Binance commingled user funds with corporate funds in 2020 and 2021, Reuters reported on May 23, citing three anonymous insiders. One of the sources claimed that billions of dollars were commingled in Binance’s accounts with Silvergate Bank, with the commingling occurring on an almost daily basis.
Reuters couldn’t verify the total figures, but it reportedly reviewed a bank statement that showed the company mixed $20 million from a corporate account with $15 million from an account that received user funds on Feb. 10, 2021.
Binance’s chief communications officer Patrick Hillmann refuted the claims in the Reuters story, calling it a “conspiracy theory” with “zero evidence.”
In a statement to Reuters, Binance spokesperson Brad Jaffe said:
“These accounts were not used to accept user deposits; they were used to facilitate user purchases [of crypto]. There was no commingling at any time because these are 100% corporate funds.”
Jaffe further explained that when users sent money to the concerned accounts, they were not depositing funds but instead purchasing the BUSD stablecoin from the exchange.

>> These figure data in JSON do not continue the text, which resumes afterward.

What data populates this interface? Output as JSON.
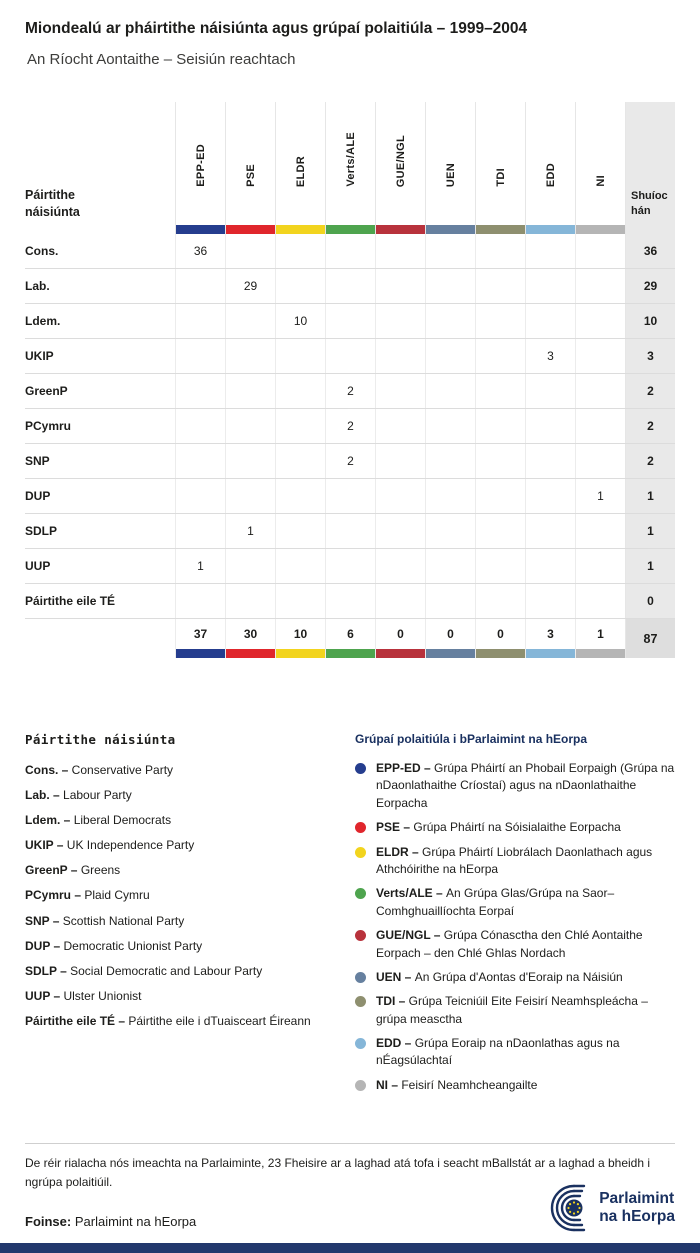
{
  "header": {
    "title": "Miondealú ar pháirtithe náisiúnta agus grúpaí polaitiúla – 1999–2004",
    "subtitle": "An Ríocht Aontaithe – Seisiún reachtach"
  },
  "chart_data": {
    "type": "table",
    "title": "Miondealú ar pháirtithe náisiúnta agus grúpaí polaitiúla – 1999–2004",
    "subtitle": "An Ríocht Aontaithe – Seisiún reachtach",
    "row_header": "Páirtithe náisiúnta",
    "seats_header": "Shuíochán",
    "columns": [
      "EPP-ED",
      "PSE",
      "ELDR",
      "Verts/ALE",
      "GUE/NGL",
      "UEN",
      "TDI",
      "EDD",
      "NI"
    ],
    "column_colors": [
      "#253d8e",
      "#e0262c",
      "#f2d41e",
      "#4ea44e",
      "#b8323c",
      "#66809f",
      "#8e8f6f",
      "#85b6d8",
      "#b5b5b5"
    ],
    "rows": [
      {
        "party": "Cons.",
        "values": [
          36,
          null,
          null,
          null,
          null,
          null,
          null,
          null,
          null
        ],
        "seats": 36
      },
      {
        "party": "Lab.",
        "values": [
          null,
          29,
          null,
          null,
          null,
          null,
          null,
          null,
          null
        ],
        "seats": 29
      },
      {
        "party": "Ldem.",
        "values": [
          null,
          null,
          10,
          null,
          null,
          null,
          null,
          null,
          null
        ],
        "seats": 10
      },
      {
        "party": "UKIP",
        "values": [
          null,
          null,
          null,
          null,
          null,
          null,
          null,
          3,
          null
        ],
        "seats": 3
      },
      {
        "party": "GreenP",
        "values": [
          null,
          null,
          null,
          2,
          null,
          null,
          null,
          null,
          null
        ],
        "seats": 2
      },
      {
        "party": "PCymru",
        "values": [
          null,
          null,
          null,
          2,
          null,
          null,
          null,
          null,
          null
        ],
        "seats": 2
      },
      {
        "party": "SNP",
        "values": [
          null,
          null,
          null,
          2,
          null,
          null,
          null,
          null,
          null
        ],
        "seats": 2
      },
      {
        "party": "DUP",
        "values": [
          null,
          null,
          null,
          null,
          null,
          null,
          null,
          null,
          1
        ],
        "seats": 1
      },
      {
        "party": "SDLP",
        "values": [
          null,
          1,
          null,
          null,
          null,
          null,
          null,
          null,
          null
        ],
        "seats": 1
      },
      {
        "party": "UUP",
        "values": [
          1,
          null,
          null,
          null,
          null,
          null,
          null,
          null,
          null
        ],
        "seats": 1
      },
      {
        "party": "Páirtithe eile TÉ",
        "values": [
          null,
          null,
          null,
          null,
          null,
          null,
          null,
          null,
          null
        ],
        "seats": 0
      }
    ],
    "totals": {
      "values": [
        37,
        30,
        10,
        6,
        0,
        0,
        0,
        3,
        1
      ],
      "seats": 87
    }
  },
  "legend_left": {
    "heading": "Páirtithe náisiúnta",
    "items": [
      {
        "abbr": "Cons. –",
        "name": "Conservative Party"
      },
      {
        "abbr": "Lab. –",
        "name": "Labour Party"
      },
      {
        "abbr": "Ldem. –",
        "name": "Liberal Democrats"
      },
      {
        "abbr": "UKIP –",
        "name": "UK Independence Party"
      },
      {
        "abbr": "GreenP –",
        "name": "Greens"
      },
      {
        "abbr": "PCymru –",
        "name": "Plaid Cymru"
      },
      {
        "abbr": "SNP –",
        "name": "Scottish National Party"
      },
      {
        "abbr": "DUP –",
        "name": "Democratic Unionist Party"
      },
      {
        "abbr": "SDLP –",
        "name": "Social Democratic and Labour Party"
      },
      {
        "abbr": "UUP –",
        "name": "Ulster Unionist"
      },
      {
        "abbr": "Páirtithe eile TÉ –",
        "name": "Páirtithe eile i dTuaisceart Éireann"
      }
    ]
  },
  "legend_right": {
    "heading": "Grúpaí polaitiúla i bParlaimint na hEorpa",
    "items": [
      {
        "abbr": "EPP-ED –",
        "desc": "Grúpa Pháirtí an Phobail Eorpaigh (Grúpa na nDaonlathaithe Críostaí) agus na nDaonlathaithe Eorpacha"
      },
      {
        "abbr": "PSE –",
        "desc": "Grúpa Pháirtí na Sóisialaithe Eorpacha"
      },
      {
        "abbr": "ELDR –",
        "desc": "Grúpa Pháirtí Liobrálach Daonlathach agus Athchóirithe na hEorpa"
      },
      {
        "abbr": "Verts/ALE –",
        "desc": "An Grúpa Glas/Grúpa na Saor–Comhghuaillíochta Eorpaí"
      },
      {
        "abbr": "GUE/NGL –",
        "desc": "Grúpa Cónasctha den Chlé Aontaithe Eorpach – den Chlé Ghlas Nordach"
      },
      {
        "abbr": "UEN –",
        "desc": "An Grúpa d'Aontas d'Eoraip na Náisiún"
      },
      {
        "abbr": "TDI –",
        "desc": "Grúpa Teicniúil Eite Feisirí Neamhspleácha – grúpa measctha"
      },
      {
        "abbr": "EDD –",
        "desc": "Grúpa Eoraip na nDaonlathas agus na nÉagsúlachtaí"
      },
      {
        "abbr": "NI –",
        "desc": "Feisirí Neamhcheangailte"
      }
    ]
  },
  "footnote": "De réir rialacha nós imeachta na Parlaiminte, 23 Fheisire ar a laghad atá tofa i seacht mBallstát ar a laghad a bheidh i ngrúpa polaitiúil.",
  "footer": {
    "source_label": "Foinse:",
    "source_value": "Parlaimint na hEorpa",
    "logo_line1": "Parlaimint",
    "logo_line2": "na hEorpa"
  },
  "colors": {
    "accent_navy": "#1a3160",
    "bottom_bar": "#22386d",
    "seats_column_bg": "#e9e9e9",
    "totals_seats_bg": "#dedede"
  }
}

This process was “exactly the same thing as buying a product from Amazon,” he added.
Commingling funds by converting them to crypto
According to documents reviewed by Reuters, Binance’s company revenues went into a Silvergate account held by the exchange’s Cayman Islands holding firm, Binance Holdings. On the other hand, user funds went into a Silvergate account of a Seychelles-based firm called Key Vision Development, controlled by Binance CEO Changpeng Zhao, per the report.
Binance commingled customer funds with company revenue in a third Silvergate account held by a Cayman Islands-based firm controlled by Zhao, the report noted. The funds from this account were converted into BUSD, according to Reuters’ sources. Binance converted $18 billion into BUSD between January 2020 and December 2021, blockchain data shows.

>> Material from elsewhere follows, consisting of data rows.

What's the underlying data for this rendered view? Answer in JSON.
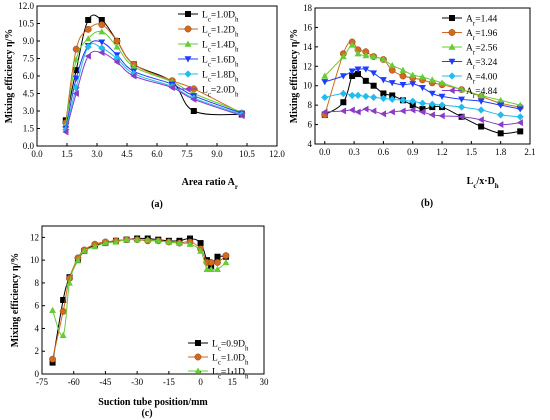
{
  "chart_data": [
    {
      "type": "line",
      "panel_label": "(a)",
      "xlabel": "Area ratio A",
      "xlabel_sub": "r",
      "ylabel": "Mixing efficiency η/%",
      "xlim": [
        0.0,
        12.0
      ],
      "ylim": [
        0.0,
        12.0
      ],
      "xticks": [
        "0.0",
        "1.5",
        "3.0",
        "4.5",
        "6.0",
        "7.5",
        "9.0",
        "10.5",
        "12.0"
      ],
      "yticks": [
        "0.0",
        "1.5",
        "3.0",
        "4.5",
        "6.0",
        "7.5",
        "9.0",
        "10.5",
        "12.0"
      ],
      "legend_position": "top-right",
      "series": [
        {
          "name": "L",
          "name_sub": "c",
          "name_rest": "=1.0D",
          "name_sub2": "h",
          "color": "#000000",
          "marker": "square",
          "points": [
            [
              1.44,
              2.2
            ],
            [
              1.96,
              6.5
            ],
            [
              2.56,
              10.8
            ],
            [
              3.24,
              10.8
            ],
            [
              4.0,
              9.0
            ],
            [
              4.84,
              7.0
            ],
            [
              6.76,
              5.5
            ],
            [
              7.84,
              3.0
            ],
            [
              10.24,
              2.7
            ]
          ]
        },
        {
          "name": "L",
          "name_sub": "c",
          "name_rest": "=1.2D",
          "name_sub2": "h",
          "color": "#d2691e",
          "marker": "circle",
          "points": [
            [
              1.44,
              2.0
            ],
            [
              1.96,
              8.3
            ],
            [
              2.56,
              10.0
            ],
            [
              3.24,
              10.4
            ],
            [
              4.0,
              9.0
            ],
            [
              4.84,
              7.0
            ],
            [
              6.76,
              5.6
            ],
            [
              7.84,
              4.9
            ],
            [
              10.24,
              2.8
            ]
          ]
        },
        {
          "name": "L",
          "name_sub": "c",
          "name_rest": "=1.4D",
          "name_sub2": "h",
          "color": "#66cc33",
          "marker": "triangle-up",
          "points": [
            [
              1.44,
              1.8
            ],
            [
              1.96,
              7.4
            ],
            [
              2.56,
              9.2
            ],
            [
              3.24,
              9.8
            ],
            [
              4.0,
              8.5
            ],
            [
              4.84,
              6.8
            ],
            [
              6.76,
              5.5
            ],
            [
              7.84,
              4.5
            ],
            [
              10.24,
              2.9
            ]
          ]
        },
        {
          "name": "L",
          "name_sub": "c",
          "name_rest": "=1.6D",
          "name_sub2": "h",
          "color": "#1e3cff",
          "marker": "triangle-down",
          "points": [
            [
              1.44,
              1.5
            ],
            [
              1.96,
              5.8
            ],
            [
              2.56,
              8.6
            ],
            [
              3.24,
              8.9
            ],
            [
              4.0,
              7.8
            ],
            [
              4.84,
              6.4
            ],
            [
              6.76,
              5.3
            ],
            [
              7.84,
              4.3
            ],
            [
              10.24,
              2.8
            ]
          ]
        },
        {
          "name": "L",
          "name_sub": "c",
          "name_rest": "=1.8D",
          "name_sub2": "h",
          "color": "#22bbee",
          "marker": "diamond",
          "points": [
            [
              1.44,
              1.4
            ],
            [
              1.96,
              5.0
            ],
            [
              2.56,
              8.5
            ],
            [
              3.24,
              8.4
            ],
            [
              4.0,
              7.5
            ],
            [
              4.84,
              6.2
            ],
            [
              6.76,
              5.1
            ],
            [
              7.84,
              4.1
            ],
            [
              10.24,
              2.7
            ]
          ]
        },
        {
          "name": "L",
          "name_sub": "c",
          "name_rest": "=2.0D",
          "name_sub2": "h",
          "color": "#8a3cc8",
          "marker": "triangle-left",
          "points": [
            [
              1.44,
              1.2
            ],
            [
              1.96,
              4.5
            ],
            [
              2.56,
              7.7
            ],
            [
              3.24,
              8.0
            ],
            [
              4.0,
              7.2
            ],
            [
              4.84,
              6.0
            ],
            [
              6.76,
              5.0
            ],
            [
              7.84,
              4.0
            ],
            [
              10.24,
              2.6
            ]
          ]
        }
      ]
    },
    {
      "type": "line",
      "panel_label": "(b)",
      "xlabel": "L",
      "xlabel_sub": "c",
      "xlabel_rest": "/x·D",
      "xlabel_sub2": "h",
      "ylabel": "Mixing efficiency η/%",
      "xlim": [
        -0.1,
        2.1
      ],
      "ylim": [
        4,
        18
      ],
      "xticks": [
        "0.0",
        "0.3",
        "0.6",
        "0.9",
        "1.2",
        "1.5",
        "1.8",
        "2.1"
      ],
      "yticks": [
        "4",
        "6",
        "8",
        "10",
        "12",
        "14",
        "16",
        "18"
      ],
      "legend_position": "top-right",
      "series": [
        {
          "name": "A",
          "name_sub": "r",
          "name_rest": "=1.44",
          "color": "#000000",
          "marker": "square",
          "points": [
            [
              0.0,
              7.0
            ],
            [
              0.19,
              8.3
            ],
            [
              0.28,
              11.0
            ],
            [
              0.34,
              11.2
            ],
            [
              0.42,
              10.5
            ],
            [
              0.5,
              10.0
            ],
            [
              0.6,
              9.2
            ],
            [
              0.69,
              9.0
            ],
            [
              0.8,
              8.5
            ],
            [
              0.9,
              8.0
            ],
            [
              1.0,
              7.6
            ],
            [
              1.1,
              7.8
            ],
            [
              1.2,
              7.8
            ],
            [
              1.4,
              6.8
            ],
            [
              1.6,
              5.8
            ],
            [
              1.8,
              5.1
            ],
            [
              2.0,
              5.3
            ]
          ]
        },
        {
          "name": "A",
          "name_sub": "r",
          "name_rest": "=1.96",
          "color": "#d2691e",
          "marker": "circle",
          "points": [
            [
              0.0,
              7.0
            ],
            [
              0.19,
              13.3
            ],
            [
              0.28,
              14.5
            ],
            [
              0.34,
              13.7
            ],
            [
              0.42,
              13.5
            ],
            [
              0.5,
              13.0
            ],
            [
              0.6,
              12.7
            ],
            [
              0.69,
              11.6
            ],
            [
              0.8,
              11.0
            ],
            [
              0.9,
              10.8
            ],
            [
              1.0,
              10.6
            ],
            [
              1.1,
              10.3
            ],
            [
              1.2,
              10.1
            ],
            [
              1.4,
              9.6
            ],
            [
              1.6,
              8.9
            ],
            [
              1.8,
              8.2
            ],
            [
              2.0,
              7.8
            ]
          ]
        },
        {
          "name": "A",
          "name_sub": "r",
          "name_rest": "=2.56",
          "color": "#66cc33",
          "marker": "triangle-up",
          "points": [
            [
              0.0,
              11.0
            ],
            [
              0.19,
              13.0
            ],
            [
              0.28,
              14.2
            ],
            [
              0.34,
              13.3
            ],
            [
              0.42,
              13.1
            ],
            [
              0.5,
              13.0
            ],
            [
              0.6,
              12.7
            ],
            [
              0.69,
              12.1
            ],
            [
              0.8,
              11.6
            ],
            [
              0.9,
              11.1
            ],
            [
              1.0,
              10.9
            ],
            [
              1.1,
              10.6
            ],
            [
              1.2,
              10.3
            ],
            [
              1.4,
              9.6
            ],
            [
              1.6,
              9.0
            ],
            [
              1.8,
              8.5
            ],
            [
              2.0,
              8.0
            ]
          ]
        },
        {
          "name": "A",
          "name_sub": "r",
          "name_rest": "=3.24",
          "color": "#1e3cff",
          "marker": "triangle-down",
          "points": [
            [
              0.0,
              10.4
            ],
            [
              0.19,
              11.0
            ],
            [
              0.28,
              11.5
            ],
            [
              0.34,
              11.7
            ],
            [
              0.42,
              11.7
            ],
            [
              0.5,
              11.3
            ],
            [
              0.6,
              10.6
            ],
            [
              0.69,
              10.3
            ],
            [
              0.8,
              10.1
            ],
            [
              0.9,
              10.2
            ],
            [
              1.0,
              9.8
            ],
            [
              1.1,
              9.2
            ],
            [
              1.2,
              8.9
            ],
            [
              1.4,
              8.6
            ],
            [
              1.6,
              8.4
            ],
            [
              1.8,
              8.0
            ],
            [
              2.0,
              7.6
            ]
          ]
        },
        {
          "name": "A",
          "name_sub": "r",
          "name_rest": "=4.00",
          "color": "#22bbee",
          "marker": "diamond",
          "points": [
            [
              0.0,
              8.8
            ],
            [
              0.19,
              9.2
            ],
            [
              0.28,
              9.0
            ],
            [
              0.34,
              9.0
            ],
            [
              0.42,
              8.9
            ],
            [
              0.5,
              8.8
            ],
            [
              0.6,
              8.7
            ],
            [
              0.69,
              8.6
            ],
            [
              0.8,
              8.5
            ],
            [
              0.9,
              8.4
            ],
            [
              1.0,
              8.2
            ],
            [
              1.1,
              8.1
            ],
            [
              1.2,
              8.0
            ],
            [
              1.4,
              7.8
            ],
            [
              1.6,
              7.5
            ],
            [
              1.8,
              7.0
            ],
            [
              2.0,
              6.8
            ]
          ]
        },
        {
          "name": "A",
          "name_sub": "r",
          "name_rest": "=4.84",
          "color": "#8a3cc8",
          "marker": "triangle-left",
          "points": [
            [
              0.0,
              7.3
            ],
            [
              0.19,
              7.4
            ],
            [
              0.28,
              7.5
            ],
            [
              0.34,
              7.3
            ],
            [
              0.42,
              7.6
            ],
            [
              0.5,
              7.4
            ],
            [
              0.6,
              7.1
            ],
            [
              0.69,
              7.3
            ],
            [
              0.8,
              7.4
            ],
            [
              0.9,
              7.5
            ],
            [
              1.0,
              7.3
            ],
            [
              1.1,
              7.0
            ],
            [
              1.2,
              6.9
            ],
            [
              1.4,
              6.8
            ],
            [
              1.6,
              6.5
            ],
            [
              1.8,
              6.0
            ],
            [
              2.0,
              6.2
            ]
          ]
        }
      ]
    },
    {
      "type": "line",
      "panel_label": "(c)",
      "xlabel": "Suction tube position/mm",
      "ylabel": "Mixing efficiency η/%",
      "xlim": [
        -75,
        30
      ],
      "ylim": [
        0,
        13
      ],
      "xticks": [
        "-75",
        "-60",
        "-45",
        "-30",
        "-15",
        "0",
        "15",
        "30"
      ],
      "yticks": [
        "0",
        "2",
        "4",
        "6",
        "8",
        "10",
        "12"
      ],
      "legend_position": "lower-right",
      "series": [
        {
          "name": "L",
          "name_sub": "c",
          "name_rest": "=0.9D",
          "name_sub2": "h",
          "color": "#000000",
          "marker": "square",
          "points": [
            [
              -70,
              1.0
            ],
            [
              -65,
              6.5
            ],
            [
              -62,
              8.5
            ],
            [
              -58,
              10.0
            ],
            [
              -55,
              10.8
            ],
            [
              -50,
              11.3
            ],
            [
              -45,
              11.5
            ],
            [
              -40,
              11.7
            ],
            [
              -35,
              11.8
            ],
            [
              -30,
              11.9
            ],
            [
              -25,
              11.9
            ],
            [
              -20,
              11.8
            ],
            [
              -15,
              11.7
            ],
            [
              -10,
              11.7
            ],
            [
              -5,
              11.9
            ],
            [
              0,
              11.5
            ],
            [
              3,
              10.0
            ],
            [
              5,
              9.5
            ],
            [
              8,
              10.3
            ],
            [
              12,
              10.3
            ]
          ]
        },
        {
          "name": "L",
          "name_sub": "c",
          "name_rest": "=1.0D",
          "name_sub2": "h",
          "color": "#d2691e",
          "marker": "circle",
          "points": [
            [
              -70,
              1.3
            ],
            [
              -65,
              5.5
            ],
            [
              -62,
              8.4
            ],
            [
              -58,
              10.2
            ],
            [
              -55,
              10.9
            ],
            [
              -50,
              11.4
            ],
            [
              -45,
              11.6
            ],
            [
              -40,
              11.7
            ],
            [
              -35,
              11.8
            ],
            [
              -30,
              11.8
            ],
            [
              -25,
              11.7
            ],
            [
              -20,
              11.7
            ],
            [
              -15,
              11.6
            ],
            [
              -10,
              11.5
            ],
            [
              -5,
              11.6
            ],
            [
              0,
              11.0
            ],
            [
              3,
              9.8
            ],
            [
              5,
              9.8
            ],
            [
              8,
              9.8
            ],
            [
              12,
              10.4
            ]
          ]
        },
        {
          "name": "L",
          "name_sub": "c",
          "name_rest": "=1.1D",
          "name_sub2": "h",
          "color": "#66cc33",
          "marker": "triangle-up",
          "points": [
            [
              -70,
              5.6
            ],
            [
              -65,
              3.4
            ],
            [
              -62,
              8.0
            ],
            [
              -58,
              10.0
            ],
            [
              -55,
              10.8
            ],
            [
              -50,
              11.2
            ],
            [
              -45,
              11.5
            ],
            [
              -40,
              11.6
            ],
            [
              -35,
              11.8
            ],
            [
              -30,
              11.8
            ],
            [
              -25,
              11.8
            ],
            [
              -20,
              11.7
            ],
            [
              -15,
              11.6
            ],
            [
              -10,
              11.5
            ],
            [
              -5,
              11.4
            ],
            [
              0,
              10.8
            ],
            [
              3,
              9.2
            ],
            [
              5,
              9.2
            ],
            [
              8,
              9.2
            ],
            [
              12,
              9.8
            ]
          ]
        }
      ]
    }
  ]
}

Converting funds to crypto could have potentially allowed Binance to mislead authorities about their tax obligations, the Reuters report said. One of the sources added that Zhao converted the funds to BUSD because he did not trust banks.
The person with group-level knowledge of Binance said there was also another motivation: Zhao distrusted banks over his concern that they could freeze his company’s accounts, he once said in an interview.